Isu Terkini

Meluruskan Pemahaman soal Coast Guard Cina, ZEE, dan Kedaulatan Indonesia di Natuna

Ramadhan — Asumsi.co

featured image

Hubungan diplomatik Indonesia dengan Cina memanas dalam beberapa hari terakhir. Pemantiknya: kapal Cina memasuki Zona Ekonomi Eksklusif (ZEE) Indonesia di perairan Natuna, Kepulauan Riau. Masyarakat dan pemerintah Indonesia lekas bereaksi. Pada Senin (30/12/19) dan Kamis (02/01/20), protes terhadap “illegal, unreported, and unregulated (IUU) fishing” dan pelanggaran kedaulatan oleh coast guard Cina di perairan Natuna dilayangkan secara resmi.

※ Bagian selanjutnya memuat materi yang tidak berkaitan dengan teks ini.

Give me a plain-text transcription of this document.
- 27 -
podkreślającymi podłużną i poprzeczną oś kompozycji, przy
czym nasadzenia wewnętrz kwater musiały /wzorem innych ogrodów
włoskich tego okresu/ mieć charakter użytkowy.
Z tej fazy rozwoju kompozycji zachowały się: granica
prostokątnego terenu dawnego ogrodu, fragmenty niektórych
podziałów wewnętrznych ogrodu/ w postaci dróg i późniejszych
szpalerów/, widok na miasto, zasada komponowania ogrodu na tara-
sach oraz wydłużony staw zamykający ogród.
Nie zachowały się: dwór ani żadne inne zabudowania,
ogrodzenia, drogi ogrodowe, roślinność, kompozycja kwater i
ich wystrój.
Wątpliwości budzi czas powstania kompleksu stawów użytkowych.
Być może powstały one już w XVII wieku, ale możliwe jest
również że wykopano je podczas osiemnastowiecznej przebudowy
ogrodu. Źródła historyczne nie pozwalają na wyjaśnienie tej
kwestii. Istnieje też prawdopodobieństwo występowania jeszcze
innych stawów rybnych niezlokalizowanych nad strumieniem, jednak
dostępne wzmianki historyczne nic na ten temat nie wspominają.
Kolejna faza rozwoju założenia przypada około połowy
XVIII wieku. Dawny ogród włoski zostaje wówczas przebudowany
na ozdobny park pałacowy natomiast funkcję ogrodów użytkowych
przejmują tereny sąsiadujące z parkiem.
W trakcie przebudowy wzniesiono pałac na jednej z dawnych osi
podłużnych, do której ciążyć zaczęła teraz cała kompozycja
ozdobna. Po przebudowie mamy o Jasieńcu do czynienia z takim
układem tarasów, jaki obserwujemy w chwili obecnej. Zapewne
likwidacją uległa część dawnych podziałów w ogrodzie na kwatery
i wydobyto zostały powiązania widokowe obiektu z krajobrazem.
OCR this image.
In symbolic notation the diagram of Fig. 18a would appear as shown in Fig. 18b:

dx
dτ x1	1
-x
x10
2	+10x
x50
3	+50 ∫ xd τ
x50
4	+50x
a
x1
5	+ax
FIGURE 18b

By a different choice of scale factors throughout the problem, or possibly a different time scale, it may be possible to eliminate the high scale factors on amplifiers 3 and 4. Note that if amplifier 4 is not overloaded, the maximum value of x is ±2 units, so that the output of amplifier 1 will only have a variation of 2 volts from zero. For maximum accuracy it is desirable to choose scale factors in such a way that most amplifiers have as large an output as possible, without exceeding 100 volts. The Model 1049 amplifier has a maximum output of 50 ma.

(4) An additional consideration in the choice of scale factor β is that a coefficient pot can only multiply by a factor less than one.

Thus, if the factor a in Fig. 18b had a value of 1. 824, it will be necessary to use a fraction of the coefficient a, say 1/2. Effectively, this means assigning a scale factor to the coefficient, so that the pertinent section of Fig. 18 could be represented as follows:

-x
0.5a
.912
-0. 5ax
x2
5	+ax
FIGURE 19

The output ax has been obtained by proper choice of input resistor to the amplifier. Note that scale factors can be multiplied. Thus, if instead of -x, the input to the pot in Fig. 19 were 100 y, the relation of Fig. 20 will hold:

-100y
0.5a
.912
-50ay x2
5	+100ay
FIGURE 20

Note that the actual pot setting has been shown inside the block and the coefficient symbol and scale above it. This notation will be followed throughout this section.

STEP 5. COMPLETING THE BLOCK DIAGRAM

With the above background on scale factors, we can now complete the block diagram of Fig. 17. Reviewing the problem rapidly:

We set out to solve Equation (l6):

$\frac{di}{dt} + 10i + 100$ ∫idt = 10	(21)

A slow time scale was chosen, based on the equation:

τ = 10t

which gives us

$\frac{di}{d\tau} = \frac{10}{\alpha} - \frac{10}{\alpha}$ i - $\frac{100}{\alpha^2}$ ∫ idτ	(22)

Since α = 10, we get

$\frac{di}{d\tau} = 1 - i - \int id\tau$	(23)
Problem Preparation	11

“Sehubungan dengan pernyataan juru bicara Kementerian Luar Negeri Cina pada 31 Desember 2019, Indonesia kembali menegaskan penolakannya atas klaim historis Cina atas ZEEI,” kata keterangan resmi Kementerian Luar Negeri Indonesia, Rabu (01/01).

Klaim Cina atas ZEEI di Perairan Natuna

Klaim historis Cina atas ZEEI, bahwa nelayan Cina telah lama beraktivitas di perairan natuna, kata Kemenlu, bersifat unilateral, tidak memiliki dasar hukum dan tidak pernah diakui oleh UNCLOS 1982. Argumen itu, menurut Kemenlu RI, telah dibahas dan dimentahkan oleh keputusan SCS (Laut Cina Selatan) Tribunal 2016.

Indonesia juga menolak istilah “relevant waters” yang diklaim oleh Cina karena istilah ini tidak dikenal dan tidak sesuai dengan UNCLOS 1982. Sekadar informasi, United Nations Convention for the Law of the Sea (UNCLOS) atau Konvensi Hukum Laut PBB merupakan lembaga yang menetapkan batas ZEE.

Maka, Indonesia pun mendesak Cina untuk menjelaskan dasar hukum dan batas-batas yang jelas perihal klaim Cina di ZEEI berdasarkan UNCLOS 1982. Kemudian, berdasarkan UNCLOS 1982, Kemenlu menegaskan Indonesia tidak memiliki overlapping jurisdiction dengan Cina, sehingga tak relevan kalau mesti ada dialog mengenai delimitasi batas maritim.

Indonesia pun tidak akan pernah mengakui nine dash-line karena penarikan garis tersebut bertentangan dengan UNCLOS sebagaimana diputuskan 2016 lalu. Nine dash-line Cina adalah garis yang digambar di peta pemerintah Cina, di mana negeri tirai bambu mengklaim wilayah Laut Cina Selatan, dari Kepulauan Paracel (yang diduduki Cina tapi diklaim Vietnam dan Taiwan) hingga Kepulauan Spratly yang disengketakan dengan Filipina, Brunei, Malaysia, Taiwan dan Vietnam.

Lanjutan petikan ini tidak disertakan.